32. She’ll tell it to you straight — and smile as she does it.
33. Her wit is incomparable. “I'm not offended by all the dumb blonde jokes because I know that I'm not dumb. I also know I'm not blonde,” stands as the greatest quip of all time, hands down.
34. She’s got star power among the stars. When Reba McEntire made her Opry debut, management asked if Dolly could take one of her song slots. Instead of being upset, Reba was “thrilled to death.” For Dolly, we’d do anything.
35. She’s always got something up those sparkly sleeves. When Reba celebrated the 40th anniversary of her Opry debut in 2017, Dolly dropped in to congratulate her, shocking both the audience and the woman of honor herself.
36. Dolly and megastar Adele’s admiration for one another is something we never knew we needed. Adele refers to Dolly as “a hero of my life” and dressed up as her idol in a viral Instagram photo in 2018. In 2016, Dolly name-dropped Adele in her single “Head Over High Heels.” Humanity needs a duet from these two.
37. The love story Dolly shares with husband Carl Dean is the sweetest. The pair has been married 53 years after meeting at a laundromat in Nashville in 1964.
38. It doesn’t matter who you are — she loves everyone all the same.
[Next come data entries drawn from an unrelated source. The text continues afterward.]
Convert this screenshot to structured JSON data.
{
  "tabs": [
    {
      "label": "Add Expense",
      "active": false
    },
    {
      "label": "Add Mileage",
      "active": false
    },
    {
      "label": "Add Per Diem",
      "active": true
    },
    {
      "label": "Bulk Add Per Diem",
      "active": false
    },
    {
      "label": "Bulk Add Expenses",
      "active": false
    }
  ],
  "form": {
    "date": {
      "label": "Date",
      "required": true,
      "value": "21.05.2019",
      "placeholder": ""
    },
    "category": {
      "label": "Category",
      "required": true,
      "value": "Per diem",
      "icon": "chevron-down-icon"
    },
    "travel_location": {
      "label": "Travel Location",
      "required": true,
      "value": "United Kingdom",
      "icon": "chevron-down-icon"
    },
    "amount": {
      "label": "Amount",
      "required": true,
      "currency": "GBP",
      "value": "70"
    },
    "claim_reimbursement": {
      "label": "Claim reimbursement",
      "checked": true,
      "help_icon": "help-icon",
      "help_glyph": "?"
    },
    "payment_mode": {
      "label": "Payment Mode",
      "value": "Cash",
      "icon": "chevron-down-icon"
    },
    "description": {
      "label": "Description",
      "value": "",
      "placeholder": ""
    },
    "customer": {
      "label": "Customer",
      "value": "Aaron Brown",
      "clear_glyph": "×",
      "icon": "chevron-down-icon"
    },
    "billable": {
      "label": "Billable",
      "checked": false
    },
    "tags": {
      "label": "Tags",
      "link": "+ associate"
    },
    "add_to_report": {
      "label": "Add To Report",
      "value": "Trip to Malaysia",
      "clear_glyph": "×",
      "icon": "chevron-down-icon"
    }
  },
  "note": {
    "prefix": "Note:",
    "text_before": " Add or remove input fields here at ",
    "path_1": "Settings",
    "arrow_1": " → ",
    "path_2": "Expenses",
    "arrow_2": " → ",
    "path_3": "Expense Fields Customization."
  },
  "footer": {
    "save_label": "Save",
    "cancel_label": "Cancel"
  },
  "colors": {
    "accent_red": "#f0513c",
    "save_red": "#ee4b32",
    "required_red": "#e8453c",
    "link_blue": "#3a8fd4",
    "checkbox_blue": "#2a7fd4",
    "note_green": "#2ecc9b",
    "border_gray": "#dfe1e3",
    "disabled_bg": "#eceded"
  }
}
39. “It’s hard being a diamond in a rhinestone world,” but Dolly does it well. Her bold fashion looks over the years are iconic.
40. The fact that Dolly has her own line of dolls is just too perfect.
41. That. Hair. It has a personality all its own, and as a certain wise woman once said, “The higher the hair, the closer to God.”
42. In shorter circles, she’s better known as “The Book Lady.” Among the preschool set, Dolly Parton is revered as the woman who mails free books to children each month until they’re 5 years old through her Imagination Library program.
43. She has written over 3,000 songs. That’s double the number of black bears that inhabit Great Smoky Mountains National Park.
44. She received the Grammy Lifetime Achievement Award, a crowning honor in the music business, but she lost a Dolly Parton look-alike contest. You can’t win ’em all.
45. She can play 10 instruments, but hey, we can play “Hot Cross Buns” on the recorder.
46. She’s left her mark in the world of science as the namesake for the world’s first cloned sheep.
47. Ever gracious, Dolly gladly shares the spotlight with fellow Opry members. She asked Vince Gill to help her re-record “I Will Always Love You” as a duet in 1995. Vince’s tenor to Dolly’s soprano left us with permanent goosebumps — especially when they performed it live on the Opry stage.
48. We’ll never forget when she co-hosted the Opry’s 75th anniversary special on CBS with Vince. She paid tribute to Roy Acuff with a medley of his hit songs and led everyone in a singalong of “Will the Circle Be Unbroken.”
49. Her music has gotten a lot of people through the darkest of times, even Nelson Mandela. When the anti-apartheid activist was imprisoned, he requested Dolly's music from his jail cell, as we learned in the breathtaking podcast Dolly Parton's America.
50. Really, what’s not to love?
BONUS
51. Dolly is a true hero who never stops giving. Her generous donation of $1 million to COVID-19 research has in part funded one promising vaccine in 2020. Thank you Dolly.